In 1992, Dr. Baker brought the program to NC State’s College of Education, where it has remained.

“Dr. Baker left a wonderful mark on our college that still stands today,” says Dr. Paola Sztajn, interim dean of NC State’s College of Education. “His desire to prepare Ed.D. practitioners who know how to use research to run their institutions effectively has resulted in stronger colleges across the country – including our own.”

Dr. Baker designed the PACE Climate Survey to help community college leaders better understand their institution’s culture and overall capacity to promote student success by hearing directly from employees about how they perceive and experience their work. In doing so, the survey promotes open and honest communication to inform priorities for change.
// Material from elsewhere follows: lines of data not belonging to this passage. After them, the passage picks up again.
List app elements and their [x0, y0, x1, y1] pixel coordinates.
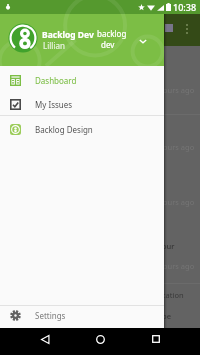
staticText: ours ago: [163, 197, 195, 207]
staticText: be: [162, 311, 171, 321]
button[interactable]: Dashboard: [0, 69, 164, 92]
staticText: Backlog Dev: [42, 29, 94, 41]
staticText: backlog: [97, 28, 127, 39]
staticText: our: [162, 241, 175, 251]
button[interactable]: Home: [89, 328, 111, 350]
staticText: Backlog Design: [35, 124, 93, 135]
button[interactable]: Switch space: [136, 34, 149, 47]
staticText: ours ago: [163, 261, 195, 271]
staticText: Lillian: [43, 40, 65, 51]
staticText: Dashboard: [35, 75, 77, 86]
staticText: ours ago: [163, 85, 195, 95]
button[interactable]: Recent apps: [145, 328, 167, 350]
button[interactable]: Backlog Design: [0, 118, 164, 141]
staticText: Settings: [35, 310, 66, 321]
button[interactable]: More options: [186, 24, 188, 34]
staticText: ours ago: [163, 142, 195, 152]
staticText: cation: [162, 290, 184, 300]
staticText: My Issues: [35, 99, 73, 110]
staticText: dev: [101, 39, 115, 50]
button[interactable]: Back: [34, 328, 56, 350]
staticText: 10:38: [173, 1, 197, 13]
button[interactable]: My Issues: [0, 93, 164, 116]
button[interactable]: Settings: [0, 304, 164, 327]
In 2019, NILIE, now known as PACE, continued its operation under the Belk Center for Community College Leadership and Research at NC State, where the PACE Climate Survey continues to be at the forefront of campus climate research and assessment. The Belk Center’s portfolio of offerings, including campus climate assessment, executive leadership programs, doctoral education in community college leadership, and a robust research agenda, bring the vision of Dr. Baker full circle by further enhancing the community college partner experience.

Since its development, more than 170 community colleges across the country – including 110 repeat partners – have participated in the survey. To this day, the PACE Climate Survey continues to be a critical component of the Belk Center’s efforts to support community colleges in improving student access and success.

“Dr. Baker’s contributions to the field of community college leadership are immeasurable,” says Dr. Audrey “AJ” Jaeger, W. Dallas Herring Professor and Executive Director of the Belk Center. “Our team at the Belk Center is honored to have the opportunity to continue the legacy of service that was the hallmark of Dr. Baker’s career. His impact on the field was deep and broad.”

In addition to his time at NC State and the University of Texas-Austin, Dr. Baker had an exemplary military career and served for more than 20 years in the United States Marine Corps – retiring at the rank of Lieutenant Colonel. Dr. Baker received his doctorate in education from Duke University, his master’s degree in counseling psychology from Shippensburg University of Pennsylvania, and his undergraduate degree in business/managerial economics from Presbyterian College.